Sunday, February 12, 2012

An Introduction to Non-Traded REITs

By Tim Husson, PhD and Carmen Taveras, PhD

Both FINRA and the SEC have started warning investors about non-traded real estate investment trusts (REITs), which are growing in popularity but expose investors to very serious risks.  We at SLCG have had a variety of cases involving non-traded REITs and would like to describe our experience analyzing these investments and what they mean for regulators and retail investors.

In the most general sense, REITs are simply companies that hold almost entirely real estate assets.  These companies can obtain special tax treatment if they distribute most of their earnings as dividends.  REITs have been around since the 1960s, but became especially popular in the late 90s and early 2000s.

There are three distinct types of REITs:
  • Traded REITs are listed on a major stock exchange and are subject to all of the disclosure requirements of any other publicly-traded company.  Traded REITs can have very large market capitalizations and have extensive analyst coverage and liquidity.
  • Non-traded REITs are not openly traded on any public market, but are sold through brokers directly to investors.  Non-traded REITs are required to file with the SEC, but have considerable leeway as to how they market their shares to investors.
  • Private REITs are sold only to accredited investors.  They do not file with the SEC, and little is known about the size or extent of the market for these private placement investments.
Non-traded REITs are attracting so much attention because they can be sold to unsophisticated investors who do not understand that they are wildly different than the more ubiquitous traded REITs.

For example, traded REIT shares can be purchased based on their trading price set by the market.  Non-traded REIT shares can typically only be purchased at the initial sale price, regardless of the value of the REIT's real estate portfolio.  This discrepancy between value and price became especially acute in the last few years, when real estate values plummeted but price of most non-traded REIT shares remained exactly the same.  Also, because there is no public market for non-traded REIT shares, they are almost entirely illiquid investments.  Making matters even worse for investors, many non-traded REITs show evidence of paying dividends from new debt, not out of operating income, and have fee structures that pose significant conflicts of interest.

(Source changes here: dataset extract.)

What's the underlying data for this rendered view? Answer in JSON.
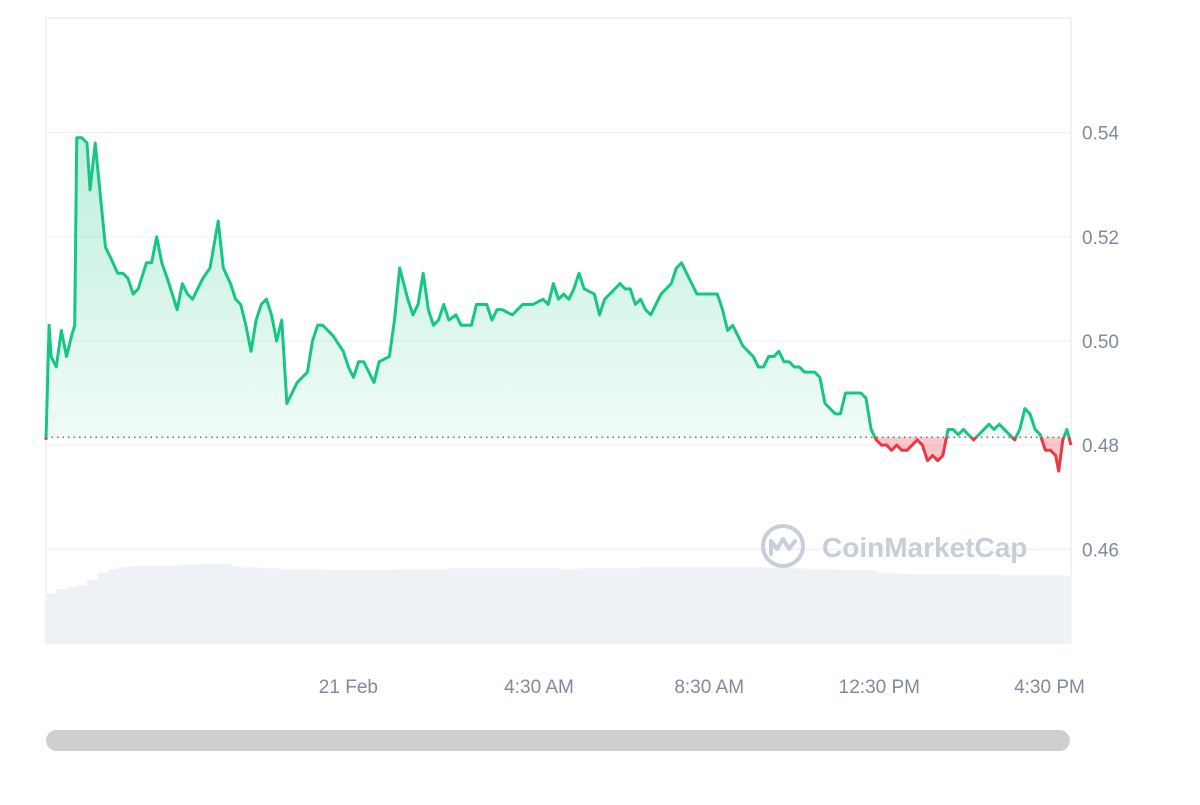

Many of the problems of non-traded REITS were exposed by a FINRA complaint filed against David Lerner & Associates (DLA) in January 2011. FINRA charges included the selling of securities without regard to suitability concerns and the marketing of securities with inaccurate returns data. Apple REIT Ten, the DLA REIT, had maintained a constant price of $11 per share since 2004 and had incurred debt to finance its dividend payments to investors.

Non-traded REITs are an active area of research at SLCG and we will keep posting on related subjects.  There are many informative websites regarding non-traded REITs, including the SEC and IRS websites as well as REITWrecks.com.